佐渡 楽器との出合いも、やはり縁ですよね。以前滋賀県の守山市にある中学校の吹奏楽部をモデルバンドに公開の吹奏楽クリニックを実施したのですが、そのときの忘れられないエピソードがあるんです。

 5分くらいの曲を一小節ごとに止めてはアドバイスすることの繰り返し。かれこれ1時間ぐらい指導してなんとか上手に演奏できるようになった後で、質問コーナーがありまして。「“世界の佐渡さん”に質問がある人、手を挙げてくださ-い!」と主催者だけが異様にテンションが高かったんですが、誰一人として手を挙げず、会場はしーんと静まりかえっていました。見かねた主催者が、今にも怒りだしそうになったそのとき、チューバ担当の女の子が手を挙げたんです。体格の大きな子でしたが、思いっきりため口でこう切り出した。

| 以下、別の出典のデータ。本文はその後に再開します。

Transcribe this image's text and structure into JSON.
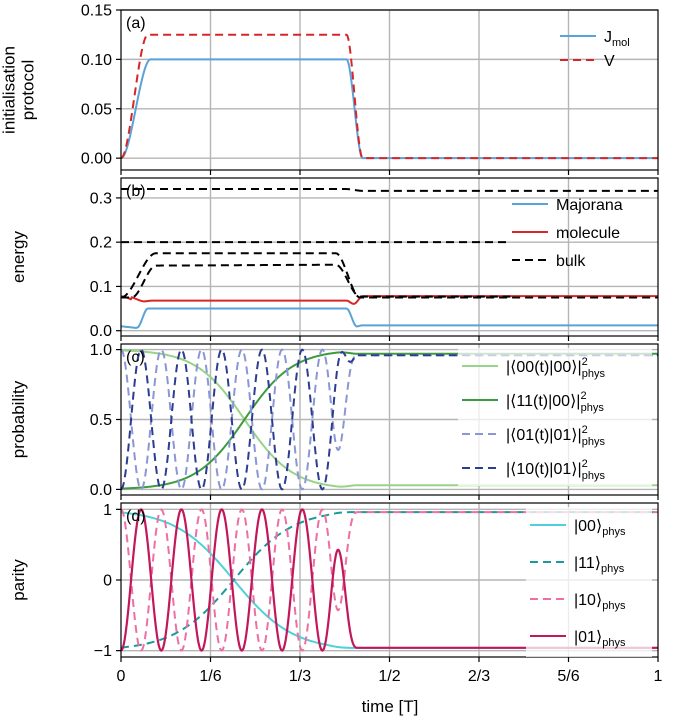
{
  "chart_data": {
    "type": "line",
    "xlabel": "time [T]",
    "xlim": [
      0,
      1
    ],
    "xticks": [
      0,
      0.16667,
      0.33333,
      0.5,
      0.66667,
      0.83333,
      1
    ],
    "xtick_labels": [
      "0",
      "1/6",
      "1/3",
      "1/2",
      "2/3",
      "5/6",
      "1"
    ],
    "grid_x": [
      0.16667,
      0.33333,
      0.5,
      0.66667,
      0.83333
    ],
    "panels": [
      {
        "id": "a",
        "panel_label": "(a)",
        "ylabel": [
          "initialisation",
          "protocol"
        ],
        "ylim": [
          -0.012,
          0.15
        ],
        "yticks": [
          0.0,
          0.05,
          0.1,
          0.15
        ],
        "ytick_labels": [
          "0.00",
          "0.05",
          "0.10",
          "0.15"
        ],
        "legend": [
          {
            "label": "J",
            "sub": "mol",
            "color": "#5aa2d8",
            "dash": false
          },
          {
            "label": "V",
            "sub": "",
            "color": "#d62728",
            "dash": true
          }
        ],
        "series": [
          {
            "name": "J_mol",
            "color": "#5aa2d8",
            "dash": false,
            "width": 2,
            "curve": "plateau",
            "base": 0.0,
            "high": 0.1,
            "rise_start": 0.0,
            "rise_end": 0.055,
            "fall_start": 0.42,
            "fall_end": 0.45
          },
          {
            "name": "V",
            "color": "#d62728",
            "dash": true,
            "width": 2,
            "curve": "plateau",
            "base": 0.0,
            "high": 0.125,
            "rise_start": 0.0,
            "rise_end": 0.05,
            "fall_start": 0.42,
            "fall_end": 0.45
          }
        ]
      },
      {
        "id": "b",
        "panel_label": "(b)",
        "ylabel": [
          "energy"
        ],
        "ylim": [
          -0.012,
          0.345
        ],
        "yticks": [
          0.0,
          0.1,
          0.2,
          0.3
        ],
        "ytick_labels": [
          "0.0",
          "0.1",
          "0.2",
          "0.3"
        ],
        "legend": [
          {
            "label": "Majorana",
            "sub": "",
            "color": "#5aa2d8",
            "dash": false
          },
          {
            "label": "molecule",
            "sub": "",
            "color": "#d62728",
            "dash": false
          },
          {
            "label": "bulk",
            "sub": "",
            "color": "#000000",
            "dash": true
          }
        ],
        "series": [
          {
            "name": "Majorana",
            "color": "#5aa2d8",
            "dash": false,
            "width": 2,
            "curve": "energy_majorana"
          },
          {
            "name": "molecule",
            "color": "#d62728",
            "dash": false,
            "width": 2,
            "curve": "energy_molecule"
          },
          {
            "name": "bulk 1",
            "color": "#000000",
            "dash": true,
            "width": 2,
            "curve": "bulk_top"
          },
          {
            "name": "bulk 2",
            "color": "#000000",
            "dash": true,
            "width": 2,
            "curve": "bulk_mid"
          },
          {
            "name": "bulk 3",
            "color": "#000000",
            "dash": true,
            "width": 2,
            "curve": "bulk_bump"
          },
          {
            "name": "bulk 4",
            "color": "#000000",
            "dash": true,
            "width": 2,
            "curve": "bulk_low"
          }
        ]
      },
      {
        "id": "c",
        "panel_label": "(c)",
        "ylabel": [
          "probability"
        ],
        "ylim": [
          -0.04,
          1.04
        ],
        "yticks": [
          0.0,
          0.5,
          1.0
        ],
        "ytick_labels": [
          "0.0",
          "0.5",
          "1.0"
        ],
        "legend": [
          {
            "label": "|⟨00(t)|00⟩|",
            "sup": "2",
            "sub": "phys",
            "color": "#98d487",
            "dash": false
          },
          {
            "label": "|⟨11(t)|00⟩|",
            "sup": "2",
            "sub": "phys",
            "color": "#3e9a3e",
            "dash": false
          },
          {
            "label": "|⟨01(t)|01⟩|",
            "sup": "2",
            "sub": "phys",
            "color": "#8a97d6",
            "dash": true
          },
          {
            "label": "|⟨10(t)|01⟩|",
            "sup": "2",
            "sub": "phys",
            "color": "#2c3d91",
            "dash": true
          }
        ],
        "series": [
          {
            "name": "P00",
            "color": "#98d487",
            "dash": false,
            "width": 2,
            "curve": "prob_decay"
          },
          {
            "name": "P11",
            "color": "#3e9a3e",
            "dash": false,
            "width": 2,
            "curve": "prob_rise"
          },
          {
            "name": "P01",
            "color": "#8a97d6",
            "dash": true,
            "width": 2,
            "curve": "prob_osc_a"
          },
          {
            "name": "P10",
            "color": "#2c3d91",
            "dash": true,
            "width": 2,
            "curve": "prob_osc_b"
          }
        ]
      },
      {
        "id": "d",
        "panel_label": "(d)",
        "ylabel": [
          "parity"
        ],
        "ylim": [
          -1.09,
          1.09
        ],
        "yticks": [
          -1,
          0,
          1
        ],
        "ytick_labels": [
          "−1",
          "0",
          "1"
        ],
        "legend": [
          {
            "label": "|00⟩",
            "sub": "phys",
            "color": "#4fd0da",
            "dash": false
          },
          {
            "label": "|11⟩",
            "sub": "phys",
            "color": "#1a9a9a",
            "dash": true
          },
          {
            "label": "|10⟩",
            "sub": "phys",
            "color": "#ee6fa3",
            "dash": true
          },
          {
            "label": "|01⟩",
            "sub": "phys",
            "color": "#c2185b",
            "dash": false
          }
        ],
        "series": [
          {
            "name": "parity 00",
            "color": "#4fd0da",
            "dash": false,
            "width": 2,
            "curve": "par_decay"
          },
          {
            "name": "parity 11",
            "color": "#1a9a9a",
            "dash": true,
            "width": 2,
            "curve": "par_rise"
          },
          {
            "name": "parity 10",
            "color": "#ee6fa3",
            "dash": true,
            "width": 2,
            "curve": "par_osc_a"
          },
          {
            "name": "parity 01",
            "color": "#c2185b",
            "dash": false,
            "width": 2.2,
            "curve": "par_osc_b"
          }
        ]
      }
    ]
  }
}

 「あんなー、うちなー。ほんまはトランペットやりたかったんよー」

 もはや質問じゃないんです(笑)。

 「せやけどなー。だーれーもチューバふく人、いーひんから、しかたなくチューバやってんやんかあ。せやけどなー。3年間チューバ吹いてきて、今日初めてチューバ吹いてよかったと思ったわー」って。それを聞いて、僕、めちゃくちゃ感動したんです。

 何が言いたいかというと、たとえ希望していた楽器に出合えなくても、初めは嫌だなと思ってた楽器でも、そういう瞬間に出合える子どももいるのですから、やっぱり縁としか言いようがないんですよ。